Cruor seemed nervous to her. Strange, since he was huge and menacing, but apparently he was the follower.
“They’re eminently predictable,” Draco insisted. “The woman will go for the missiles, because that’s her job and she does what she’s supposed to do. The man will come for this one, because that’s what he does. Orders don’t matter to him. But a damsel or two in distress …”
“I will wait with you,” Cruor said.
“I have a place for you,” Draco said. “Are the others dead?”
Cruor nodded.
“Good,” Draco said. “They were not worthy. We will do better next time.”
A second alarm began to chirp.
“They’re splitting up,” Cruor said. “One on the deck, one inside.”
Draco began to laugh. “As I said: predictable.”
Hawker had made it to the bottom deck. He broke into a larger bay and stopped. Crates lay on the floor. Long, rectangular crates. They were empty, but he knew what they were. He’d seen them before, in La Bruzca’s warehouse.
“What the hell?” he whispered.
These were the very crates La Bruzca had insisted were for another buyer. In some ways it didn’t surprise him that La Bruzca had sold the missiles to the cult, but like everything else it was just too convenient.
He thought back to the meeting with La Bruzca. He could hear La Bruzca’s sinister tone as he intimated that he knew more about Hawker than the rest of the world did. Could it have some connection? He found it hard to believe events could really have come full circle.
There are no coincidences, he reminded himself, but what the hell did it all mean?
He glanced at his watch. In seven minutes it wouldn’t matter.
As Hawker continued the search below, Danielle crossed the main deck. A hint of moonlight had appeared on the horizon, though the moon had yet to show its face.
Getting her bearings she moved toward the bow. She remembered Moore saying the missiles appeared to be located forward, placed on rather obviously built launch rails.

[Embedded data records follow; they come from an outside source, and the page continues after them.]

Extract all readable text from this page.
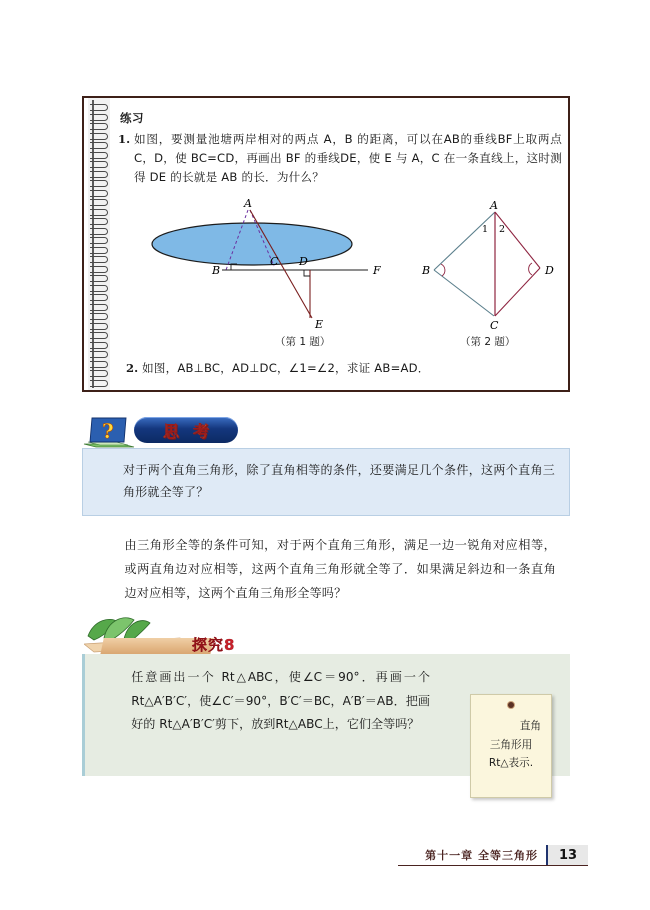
练习
1. 如图，要测量池塘两岸相对的两点 A，B 的距离，可以在AB的垂线BF上取两点 C，D，使 BC=CD，再画出 BF 的垂线DE，使 E 与 A，C 在一条直线上，这时测得 DE 的长就是 AB 的长．为什么？
A
B
C D
E
F
（第 1 题）
A
B
C
D
1 2
（第 2 题）
2. 如图，AB⊥BC，AD⊥DC，∠1=∠2，求证 AB=AD．
?	思 考
对于两个直角三角形，除了直角相等的条件，还要满足几个条件，这两个直角三角形就全等了？
由三角形全等的条件可知，对于两个直角三角形，满足一边一锐角对应相等，或两直角边对应相等，这两个直角三角形就全等了．如果满足斜边和一条直角边对应相等，这两个直角三角形全等吗？
探究8
任意画出一个 Rt△ABC，使∠C＝90°．再画一个 Rt△A′B′C′，使∠C′＝90°，B′C′＝BC，A′B′＝AB．把画好的 Rt△A′B′C′剪下，放到Rt△ABC上，它们全等吗？	直角
三角形用
Rt△表示.
第十一章 全等三角形	13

Getting away from the accommodations block, she darted forward in spurts, passing various cargo hatches and covers. Every step out into the open felt like she was inviting a sniper to put a round through her heart.

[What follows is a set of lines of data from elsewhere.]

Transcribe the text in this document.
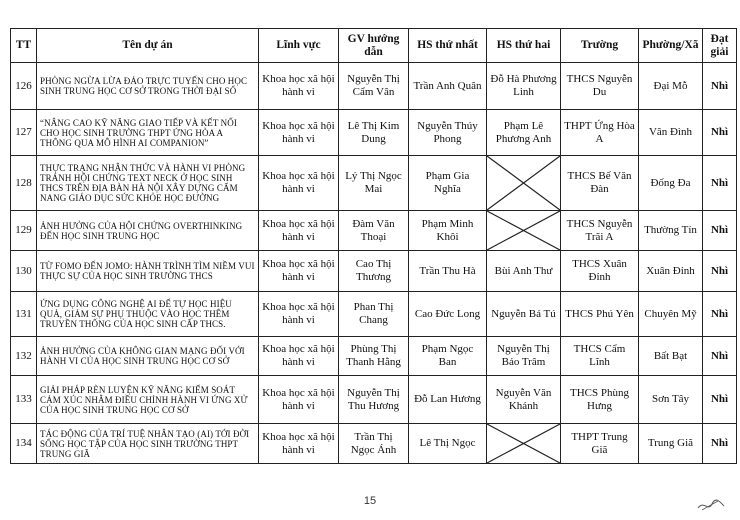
TT	Tên dự án	Lĩnh vực	GV hướng dẫn	HS thứ nhất	HS thứ hai	Trường	Phường/Xã	Đạt giải
126	PHÒNG NGỪA LỪA ĐẢO TRỰC TUYẾN CHO HỌC SINH TRUNG HỌC CƠ SỞ TRONG THỜI ĐẠI SỐ	Khoa học xã hội hành vi	Nguyễn Thị Cẩm Vân	Trần Anh Quân	Đỗ Hà Phương Linh	THCS Nguyễn Du	Đại Mỗ	Nhì
127	“NÂNG CAO KỸ NĂNG GIAO TIẾP VÀ KẾT NỐI CHO HỌC SINH TRƯỜNG THPT ỨNG HÒA A THÔNG QUA MÔ HÌNH AI COMPANION”	Khoa học xã hội hành vi	Lê Thị Kim Dung	Nguyễn Thúy Phong	Phạm Lê Phương Anh	THPT Ứng Hòa A	Vân Đình	Nhì
128	THỰC TRẠNG NHẬN THỨC VÀ HÀNH VI PHÒNG TRÁNH HỘI CHỨNG TEXT NECK Ở HỌC SINH THCS TRÊN ĐỊA BÀN HÀ NỘI XÂY DỰNG CẨM NANG GIÁO DỤC SỨC KHỎE HỌC ĐƯỜNG	Khoa học xã hội hành vi	Lý Thị Ngọc Mai	Phạm Gia Nghĩa		THCS Bế Văn Đàn	Đống Đa	Nhì
129	ẢNH HƯỞNG CỦA HỘI CHỨNG OVERTHINKING ĐẾN HỌC SINH TRUNG HỌC	Khoa học xã hội hành vi	Đàm Văn Thoại	Phạm Minh Khôi		THCS Nguyễn Trãi A	Thường Tín	Nhì
130	TỪ FOMO ĐẾN JOMO: HÀNH TRÌNH TÌM NIỀM VUI THỰC SỰ CỦA HỌC SINH TRƯỜNG THCS	Khoa học xã hội hành vi	Cao Thị Thương	Trần Thu Hà	Bùi Anh Thư	THCS Xuân Đỉnh	Xuân Đỉnh	Nhì
131	ỨNG DỤNG CÔNG NGHỆ AI ĐỂ TỰ HỌC HIỆU QUẢ, GIẢM SỰ PHỤ THUỘC VÀO HỌC THÊM TRUYỀN THỐNG CỦA HỌC SINH CẤP THCS.	Khoa học xã hội hành vi	Phan Thị Chang	Cao Đức Long	Nguyễn Bá Tú	THCS Phú Yên	Chuyên Mỹ	Nhì
132	ẢNH HƯỞNG CỦA KHÔNG GIAN MẠNG ĐỐI VỚI HÀNH VI CỦA HỌC SINH TRUNG HỌC CƠ SỞ	Khoa học xã hội hành vi	Phùng Thị Thanh Hằng	Phạm Ngọc Ban	Nguyễn Thị Bảo Trâm	THCS Cẩm Lĩnh	Bất Bạt	Nhì
133	GIẢI PHÁP RÈN LUYỆN KỸ NĂNG KIỂM SOÁT CẢM XÚC NHẰM ĐIỀU CHỈNH HÀNH VI ỨNG XỬ CỦA HỌC SINH TRUNG HỌC CƠ SỞ	Khoa học xã hội hành vi	Nguyễn Thị Thu Hương	Đỗ Lan Hương	Nguyễn Văn Khánh	THCS Phùng Hưng	Sơn Tây	Nhì
134	TÁC ĐỘNG CỦA TRÍ TUỆ NHÂN TẠO (AI) TỚI ĐỜI SỐNG HỌC TẬP CỦA HỌC SINH TRƯỜNG THPT TRUNG GIÃ	Khoa học xã hội hành vi	Trần Thị Ngọc Ánh	Lê Thị Ngọc		THPT Trung Giã	Trung Giã	Nhì
15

It was still coal black in the shadows but that didn’t stop someone from having a night-vision scope. And in a minute the moon would be up and she would be painted with each step.
She hurried and quickly reached the forward section. There, between the two crane booms that might have once hoisted cargo out of the holds, she saw the launch ramps Moore had mentioned and a gray metallic structure the size of a small bus. It seemed nothing more than a crude covering, probably erected just to keep the missiles out of sight.
Even the launch rails seemed crude. She didn’t know what missiles these people had, but she couldn’t actually remember a missile old enough to need a launch ramp. She hoped they were so old that they wouldn’t operate.
She moved toward the housing, staying under cover, looking around for any signs of danger. If anyone from the cult remained alive and present they would be here, protecting these weapons, waiting to fire them.
No one shot at her and Danielle stole a glance through an open doorway that had been cut in the metallic housing. Inside, two missiles the size of truncated telephone poles sat on the launch rails. She pressed her back against the outside wall of the shelter and checked her rifle.